Sometimes you don’t need words.
The expression on the face of President-elect Donald Trump – an entertainer who was only ever interested in being watched and adored – says volumes. This is a man who has just had his first presidential briefing. He’s heard about the bio-terrorism weapons about to be unleashed, the dirty nuke that’s slowly being put together on American soil, the rapid growth in Chinese militarisation and troop shifts towards borders, the anarchist hackers who are primed to shut down all safety procedures at US nuclear plants, the latest research that suggests global warming is now accelerating so fast it may already be ‘game over’…
This is the candidate who not only didn’t expect to win, he didn’t really want to win.
And now he has millions of lives in his hands. Look at that expression. Does it say, I’m up to this? Or does it show an existential terror about what he’s got himself into?
And then there’s the matter of symbolism.
We’ve talked here before about how symbolism is more important than facts in communicating with people – it drills deep into the unconscious. And the President of course is as much, if not more, of a symbol than he is a political leader, particularly to the wider world.
It doesn’t matter that more Americans voted for Hillary Clinton. Symbolism annihilates statistics.
To the rest of the world, Donald Trump now *is* America. His beliefs are America’s beliefs. His way of behaving is the way other countries expect America to behave. His language is America’s language.

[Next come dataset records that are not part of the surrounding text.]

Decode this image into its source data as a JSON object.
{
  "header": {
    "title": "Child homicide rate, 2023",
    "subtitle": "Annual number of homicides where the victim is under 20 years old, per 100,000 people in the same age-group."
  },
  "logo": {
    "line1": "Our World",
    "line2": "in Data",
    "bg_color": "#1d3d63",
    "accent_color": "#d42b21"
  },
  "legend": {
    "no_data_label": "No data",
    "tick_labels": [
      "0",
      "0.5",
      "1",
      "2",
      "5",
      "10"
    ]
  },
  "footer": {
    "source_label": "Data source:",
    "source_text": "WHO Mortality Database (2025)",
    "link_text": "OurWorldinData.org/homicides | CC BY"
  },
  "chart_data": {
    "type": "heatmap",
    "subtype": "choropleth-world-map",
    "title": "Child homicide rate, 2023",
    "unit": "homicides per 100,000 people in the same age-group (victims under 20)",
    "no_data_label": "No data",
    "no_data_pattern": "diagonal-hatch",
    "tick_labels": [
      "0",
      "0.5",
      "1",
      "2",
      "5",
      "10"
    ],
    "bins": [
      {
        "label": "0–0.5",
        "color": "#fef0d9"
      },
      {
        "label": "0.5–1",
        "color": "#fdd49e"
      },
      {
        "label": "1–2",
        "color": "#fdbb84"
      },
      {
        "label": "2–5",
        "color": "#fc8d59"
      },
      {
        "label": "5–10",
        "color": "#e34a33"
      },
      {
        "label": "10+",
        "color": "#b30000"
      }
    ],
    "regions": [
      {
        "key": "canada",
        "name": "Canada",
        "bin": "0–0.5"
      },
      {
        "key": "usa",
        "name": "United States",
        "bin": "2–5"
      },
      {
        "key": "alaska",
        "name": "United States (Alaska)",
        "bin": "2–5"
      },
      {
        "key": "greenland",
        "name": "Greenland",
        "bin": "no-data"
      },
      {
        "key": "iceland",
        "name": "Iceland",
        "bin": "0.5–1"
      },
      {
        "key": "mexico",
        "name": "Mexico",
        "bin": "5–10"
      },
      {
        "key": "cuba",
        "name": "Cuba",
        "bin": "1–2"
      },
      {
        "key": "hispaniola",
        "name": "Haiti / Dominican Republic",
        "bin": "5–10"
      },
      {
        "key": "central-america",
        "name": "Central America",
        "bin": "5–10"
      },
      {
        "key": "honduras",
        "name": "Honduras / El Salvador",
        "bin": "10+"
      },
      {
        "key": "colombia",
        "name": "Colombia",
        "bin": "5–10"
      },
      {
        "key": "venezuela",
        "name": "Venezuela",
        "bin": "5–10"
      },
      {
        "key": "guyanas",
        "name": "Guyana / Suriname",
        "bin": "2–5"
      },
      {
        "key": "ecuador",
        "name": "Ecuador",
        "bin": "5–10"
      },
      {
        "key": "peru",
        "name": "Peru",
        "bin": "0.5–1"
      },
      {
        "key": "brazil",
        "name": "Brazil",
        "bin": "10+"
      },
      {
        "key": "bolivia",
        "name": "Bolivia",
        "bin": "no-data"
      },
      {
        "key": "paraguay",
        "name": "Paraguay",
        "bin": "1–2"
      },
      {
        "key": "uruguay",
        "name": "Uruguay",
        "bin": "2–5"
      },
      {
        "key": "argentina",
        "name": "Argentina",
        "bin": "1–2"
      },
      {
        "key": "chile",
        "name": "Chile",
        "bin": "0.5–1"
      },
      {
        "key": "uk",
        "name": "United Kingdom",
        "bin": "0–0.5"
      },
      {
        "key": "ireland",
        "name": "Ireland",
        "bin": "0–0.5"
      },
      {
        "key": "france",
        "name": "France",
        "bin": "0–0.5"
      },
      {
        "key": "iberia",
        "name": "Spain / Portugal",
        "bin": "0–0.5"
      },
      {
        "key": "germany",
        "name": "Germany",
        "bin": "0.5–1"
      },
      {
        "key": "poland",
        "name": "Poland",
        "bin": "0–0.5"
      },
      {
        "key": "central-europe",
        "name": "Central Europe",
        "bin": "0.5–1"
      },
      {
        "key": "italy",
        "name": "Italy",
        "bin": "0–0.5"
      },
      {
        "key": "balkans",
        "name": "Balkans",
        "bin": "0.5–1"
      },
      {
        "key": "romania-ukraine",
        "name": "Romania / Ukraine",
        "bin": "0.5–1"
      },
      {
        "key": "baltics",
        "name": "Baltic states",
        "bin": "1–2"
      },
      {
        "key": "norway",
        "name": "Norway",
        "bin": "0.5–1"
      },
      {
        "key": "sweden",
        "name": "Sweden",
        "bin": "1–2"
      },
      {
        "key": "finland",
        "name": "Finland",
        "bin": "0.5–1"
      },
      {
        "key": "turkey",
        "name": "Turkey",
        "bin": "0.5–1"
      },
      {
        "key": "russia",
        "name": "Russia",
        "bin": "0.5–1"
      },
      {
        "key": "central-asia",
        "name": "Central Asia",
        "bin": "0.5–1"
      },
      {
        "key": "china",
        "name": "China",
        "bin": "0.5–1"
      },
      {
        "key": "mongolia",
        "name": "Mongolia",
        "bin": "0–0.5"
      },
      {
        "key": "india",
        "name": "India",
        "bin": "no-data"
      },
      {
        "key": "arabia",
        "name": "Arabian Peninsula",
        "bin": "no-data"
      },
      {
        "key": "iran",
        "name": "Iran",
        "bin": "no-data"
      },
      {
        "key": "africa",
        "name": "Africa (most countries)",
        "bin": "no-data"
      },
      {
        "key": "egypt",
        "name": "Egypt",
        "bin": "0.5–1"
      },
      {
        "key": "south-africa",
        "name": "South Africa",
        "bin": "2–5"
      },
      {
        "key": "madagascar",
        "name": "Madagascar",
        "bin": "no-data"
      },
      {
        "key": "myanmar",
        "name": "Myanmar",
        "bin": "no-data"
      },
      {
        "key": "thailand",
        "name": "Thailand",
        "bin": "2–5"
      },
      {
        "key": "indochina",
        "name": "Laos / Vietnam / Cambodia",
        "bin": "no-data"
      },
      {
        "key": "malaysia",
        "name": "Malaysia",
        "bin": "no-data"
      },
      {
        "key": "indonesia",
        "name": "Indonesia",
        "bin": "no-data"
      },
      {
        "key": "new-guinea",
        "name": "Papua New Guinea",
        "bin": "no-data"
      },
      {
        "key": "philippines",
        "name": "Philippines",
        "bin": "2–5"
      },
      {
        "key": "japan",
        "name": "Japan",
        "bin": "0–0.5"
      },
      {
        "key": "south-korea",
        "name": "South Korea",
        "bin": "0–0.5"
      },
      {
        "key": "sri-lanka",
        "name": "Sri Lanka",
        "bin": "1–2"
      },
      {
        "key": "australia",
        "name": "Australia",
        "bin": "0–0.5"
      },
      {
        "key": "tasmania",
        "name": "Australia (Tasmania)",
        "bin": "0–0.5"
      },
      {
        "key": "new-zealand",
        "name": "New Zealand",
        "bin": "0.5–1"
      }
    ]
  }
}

America’s image across the world was at an all-time low under the Bush administration. Under Barack Obama, by almost every metric, it is at an all-time high. That has made it easier for Obama’s team to forge alliances, to encourage trade, to persuade countries across the globe to invest in the US and thereby increase the prosperity of Americans.
And now? How is the world seeing Trump’s America?
No doubt many of the President-elect’s supporters believe it doesn’t matter what the rest of the world thinks. The concept of American Exceptionalism produces a worldview that is easily dismissive. But in an era of globalisation, where everything is connected, it matters more than ever before.